Written by Dalton Brenneman, Zachary Hany, Jeneen Watson, and Nate Wieland. Media by Cord Buchanan.
John Wesley has a sermon on the idea of Catholic spirit—the unification of Christians across differences and the ability to extend the hand of peace despite different circumstances and lifestyles. Christians have differences in doctrine—what we take to be the truth, and differences in practice, how we live that truth—that tend to stratify us into different denominations, communities, and sects. While these divides arise naturally, there are ways to pursue unity without enforcing uniformity. Baptism allows for us to focus on what we share in common because it washes away not our differences, but our animosity for our differences. It does so by grafting us into the same body, one in which we have more in common with those of that body than we do our nuclear or extended family. Baptismal water runs thicker than ancestral blood. Because this is the case, we cannot merely dismiss Christians who live lives completely opposite of our own.
Diversity should not be fought because of how completely natural it is to Creation. God creates by separation—night from day, man from woman, land from the sea—so differences are really a gift to us! In seeking to be the Mosaic Community we are called to, we find that the collective people are more beautiful than the sum of its different parts.
In Matthew 15, we see that Jesus came not just for the Jew but the Greek as well.

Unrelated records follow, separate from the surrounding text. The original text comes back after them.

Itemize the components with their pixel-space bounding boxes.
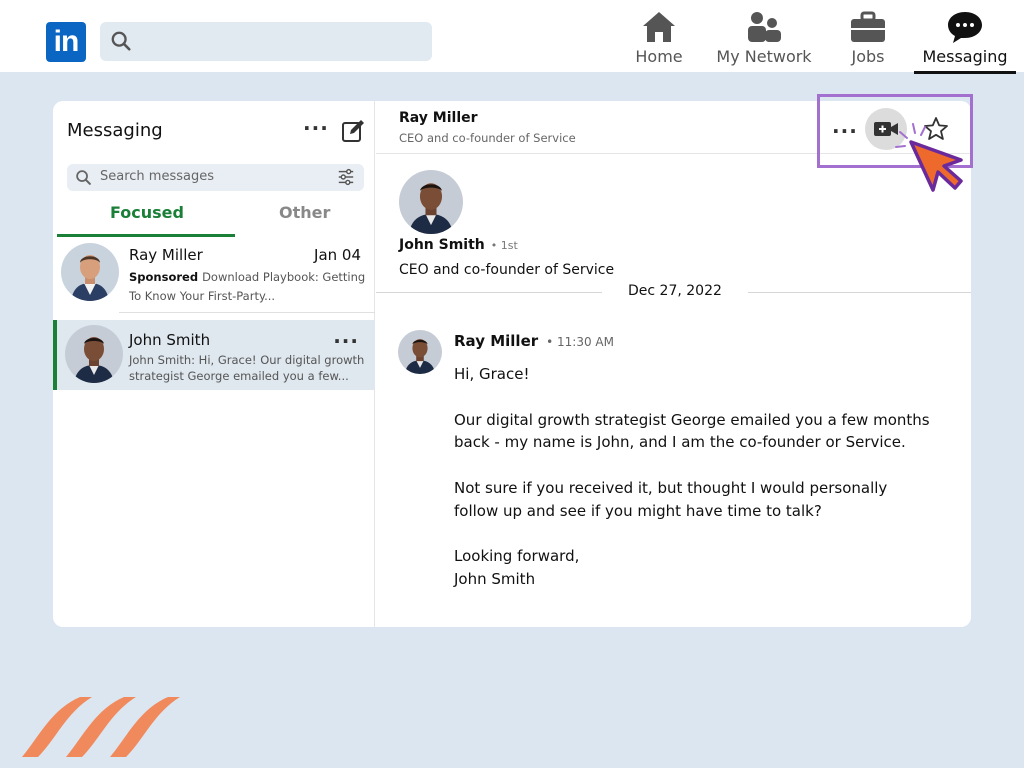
brand-logo-icon — [22, 697, 180, 757]
profile-avatar[interactable] — [399, 170, 463, 234]
nav-home[interactable]: Home — [628, 10, 690, 72]
conversation-list-pane: Messaging ··· Search messages Focused Ot… — [53, 101, 375, 627]
message-search-input[interactable]: Search messages — [67, 164, 364, 191]
profile-name[interactable]: John Smith • 1st — [399, 237, 518, 253]
avatar — [65, 325, 123, 383]
message-paragraph: Looking forward, John Smith — [454, 547, 580, 589]
message-sender-name[interactable]: Ray Miller — [454, 332, 538, 350]
messaging-title: Messaging — [67, 120, 163, 141]
tab-other[interactable]: Other — [279, 203, 330, 222]
nav-jobs[interactable]: Jobs — [836, 10, 900, 72]
message-paragraph: Hi, Grace! — [454, 365, 530, 383]
conversation-date: Jan 04 — [314, 246, 361, 264]
message-search-placeholder: Search messages — [100, 169, 214, 184]
sponsored-label: Sponsored — [129, 270, 199, 284]
conversation-item-selected[interactable]: John Smith ··· John Smith: Hi, Grace! Ou… — [53, 320, 375, 390]
conversation-list-header: Messaging ··· — [53, 101, 375, 157]
more-options-icon[interactable]: ··· — [303, 118, 329, 138]
message-timestamp: • 11:30 AM — [546, 335, 614, 349]
nav-jobs-label: Jobs — [851, 47, 885, 66]
global-search[interactable] — [100, 22, 432, 61]
message-sender: Ray Miller • 11:30 AM — [454, 332, 614, 350]
briefcase-icon — [851, 11, 885, 42]
nav-my-network[interactable]: My Network — [712, 10, 816, 72]
people-icon — [748, 12, 781, 42]
chat-bubble-icon — [948, 12, 982, 43]
conversation-item[interactable]: Ray Miller Jan 04 Sponsored Download Play… — [53, 238, 375, 313]
avatar — [61, 243, 119, 301]
conversation-thread-pane: Ray Miller CEO and co-founder of Service… — [376, 101, 971, 627]
filter-icon[interactable] — [337, 168, 355, 186]
nav-messaging-label: Messaging — [922, 47, 1008, 66]
top-nav-bar: in Home My Network Jobs Messaging — [0, 0, 1024, 74]
linkedin-logo[interactable]: in — [46, 22, 86, 62]
message-body: Hi, Grace! Our digital growth strategist… — [454, 363, 934, 614]
thread-contact-subtitle: CEO and co-founder of Service — [399, 131, 576, 145]
message-paragraph: Our digital growth strategist George ema… — [454, 410, 930, 452]
connection-degree: • 1st — [490, 239, 518, 252]
profile-name-text: John Smith — [399, 237, 485, 253]
profile-title: CEO and co-founder of Service — [399, 262, 615, 278]
more-options-icon[interactable]: ··· — [333, 331, 359, 351]
message-tabs: Focused Other — [53, 197, 375, 237]
active-tab-indicator — [57, 234, 235, 237]
global-search-input[interactable] — [140, 28, 420, 55]
nav-messaging[interactable]: Messaging — [914, 10, 1016, 74]
message-paragraph: Not sure if you received it, but thought… — [454, 478, 888, 520]
search-icon — [76, 170, 91, 185]
conversation-preview: John Smith: Hi, Grace! Our digital growt… — [129, 353, 365, 383]
cursor-arrow-icon — [895, 123, 963, 192]
message-sender-avatar[interactable] — [398, 330, 442, 374]
thread-contact-name[interactable]: Ray Miller — [399, 110, 478, 126]
conversation-preview: Sponsored Download Playbook: Getting To K… — [129, 268, 369, 306]
compose-icon[interactable] — [341, 119, 365, 143]
messaging-card: Messaging ··· Search messages Focused Ot… — [53, 101, 971, 627]
search-icon — [111, 31, 131, 51]
nav-my-network-label: My Network — [716, 47, 812, 66]
conversation-name: John Smith — [129, 331, 211, 349]
date-divider-label: Dec 27, 2022 — [602, 283, 748, 299]
tab-focused[interactable]: Focused — [110, 203, 184, 222]
home-icon — [643, 12, 675, 42]
conversation-name: Ray Miller — [129, 246, 203, 264]
nav-home-label: Home — [635, 47, 683, 66]
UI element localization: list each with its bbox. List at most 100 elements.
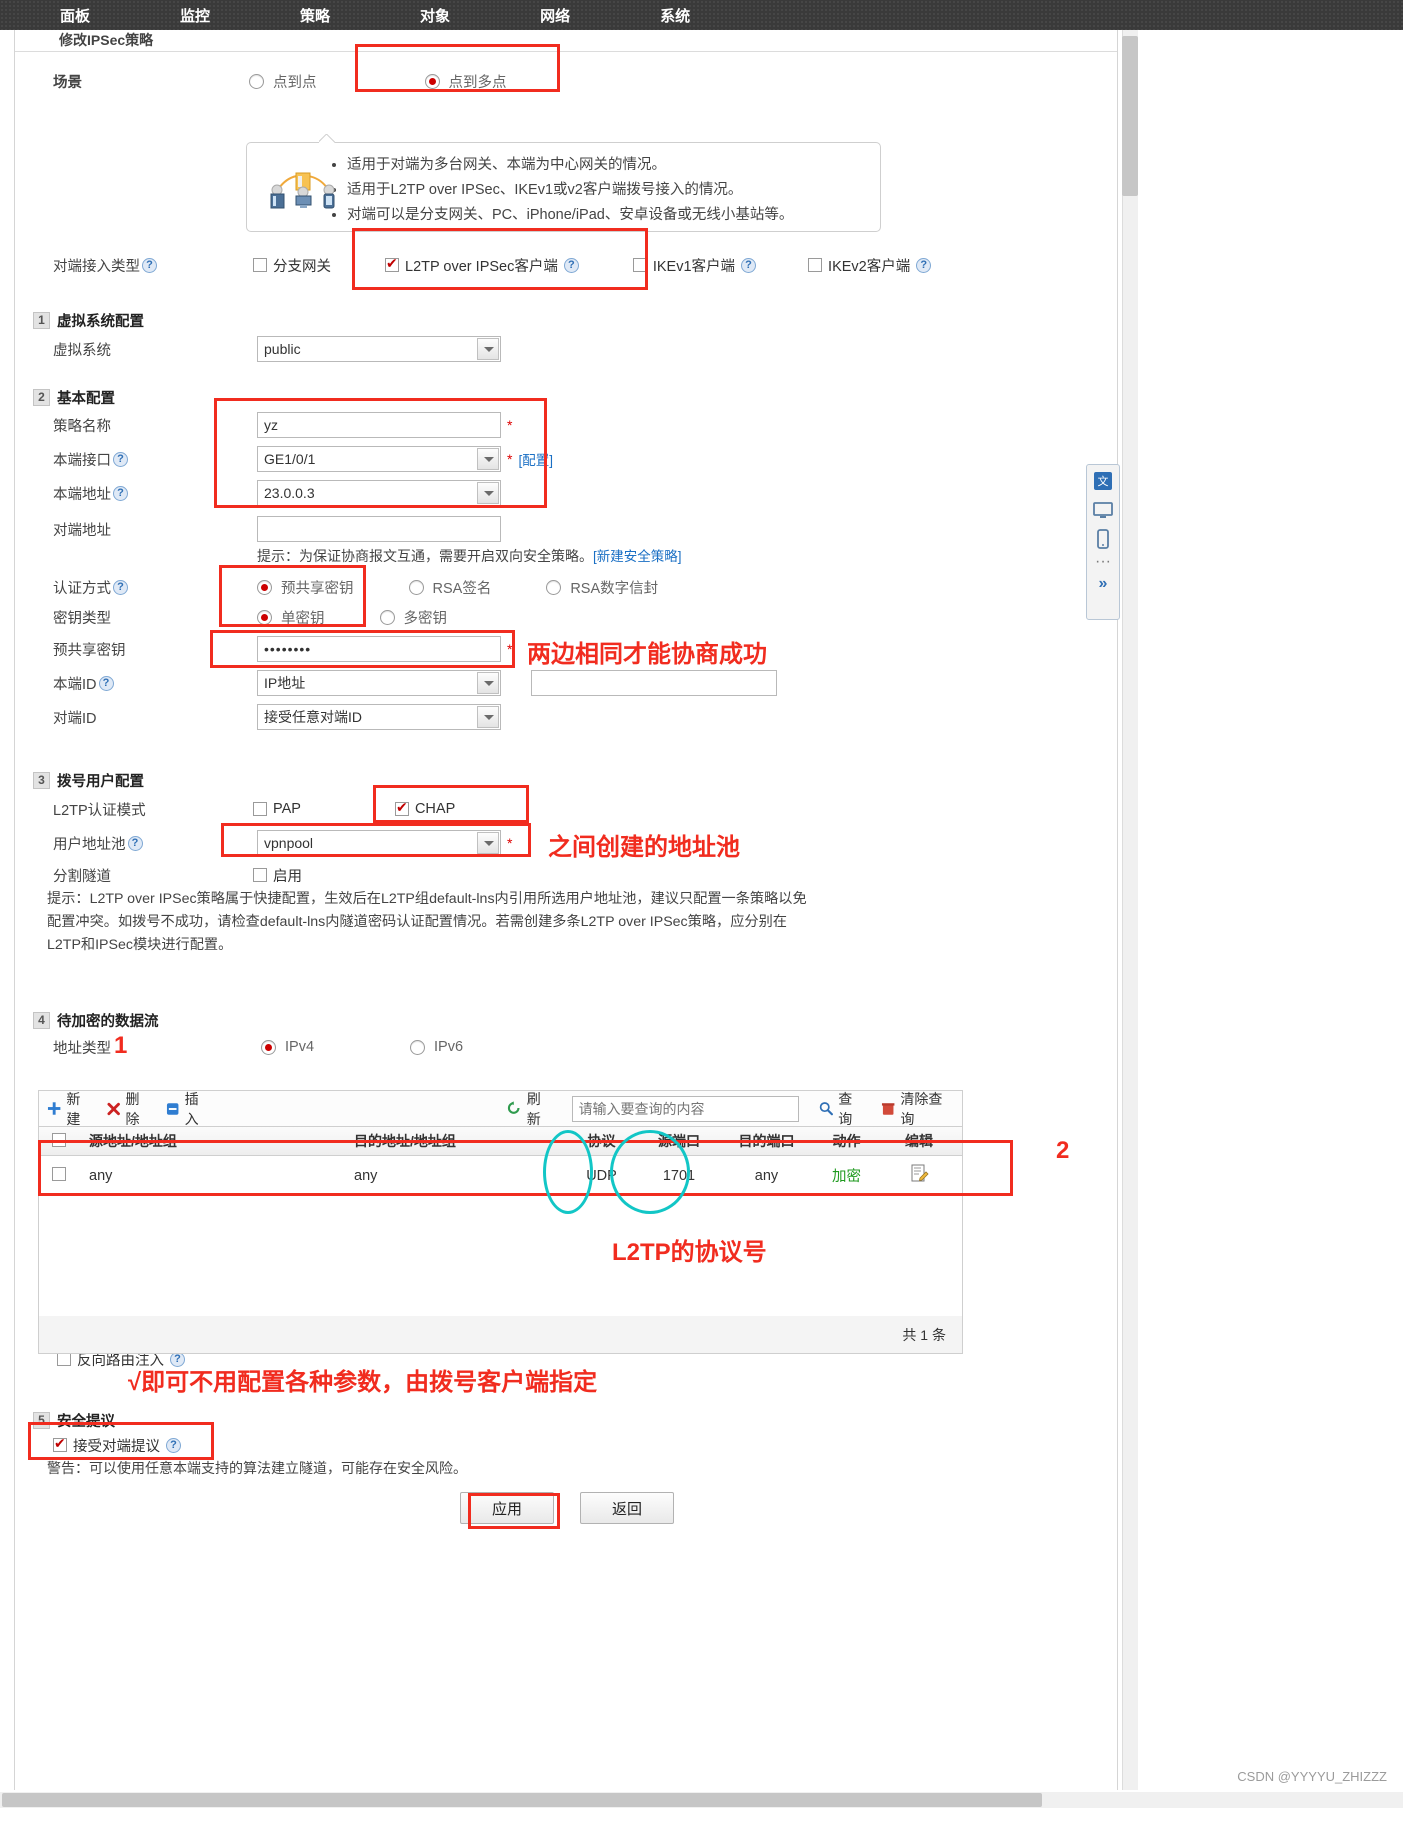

His salvation is a radically inclusive one. Paul echoes this in 1 Corinthians 12 when he describes the different parts of the Body of Christ. In order for a people to fully embody Christ, they need to embrace their differences and celebrate what each brings to the whole. Typically, people have thought of this in really menial ways; like extrovert and introvert, leader and follower, blonde and brunette. What if Paul was talking large scale? His description of different parts of the body could be taken to mean nationalities, ethnicities, and socio-economic classes. If this is the case, then Christina Cleveland’s word on perichoresis (the mutual sharing of attributes within the Trinity) holds a special weight. If each of us brings to the body both our strengths and our struggles, then is it not the Christian responsibility to bear the struggles of even entire groups of people? If they are part of our body, then we have skin in the game! Issues we may never have considered our own are suddenly near and dear to our hearts.
How do we respond when over one-third of our black brothers and sisters in America are falling victim to the incarceration system? Do we assume a position of callousness?
It’s their problem to resolve, not mine.”
“I’ve never committed a crime.”
Does that seem to line up with our sense of Catholic unity? It is our job to seek understanding in the lives of our brothers and sisters where we have none. More than just understanding, what if we were to follow in the footsteps of Christ our liberator? If Jesus once set us free from captivity, shouldn’t captivity today still be on the forefront of our minds? We are free from the powers of sin and death but are still battling the consequences of those forces. Is it unreasonable to think that the forces of sin and death still manifest themselves in man-made structures and systems?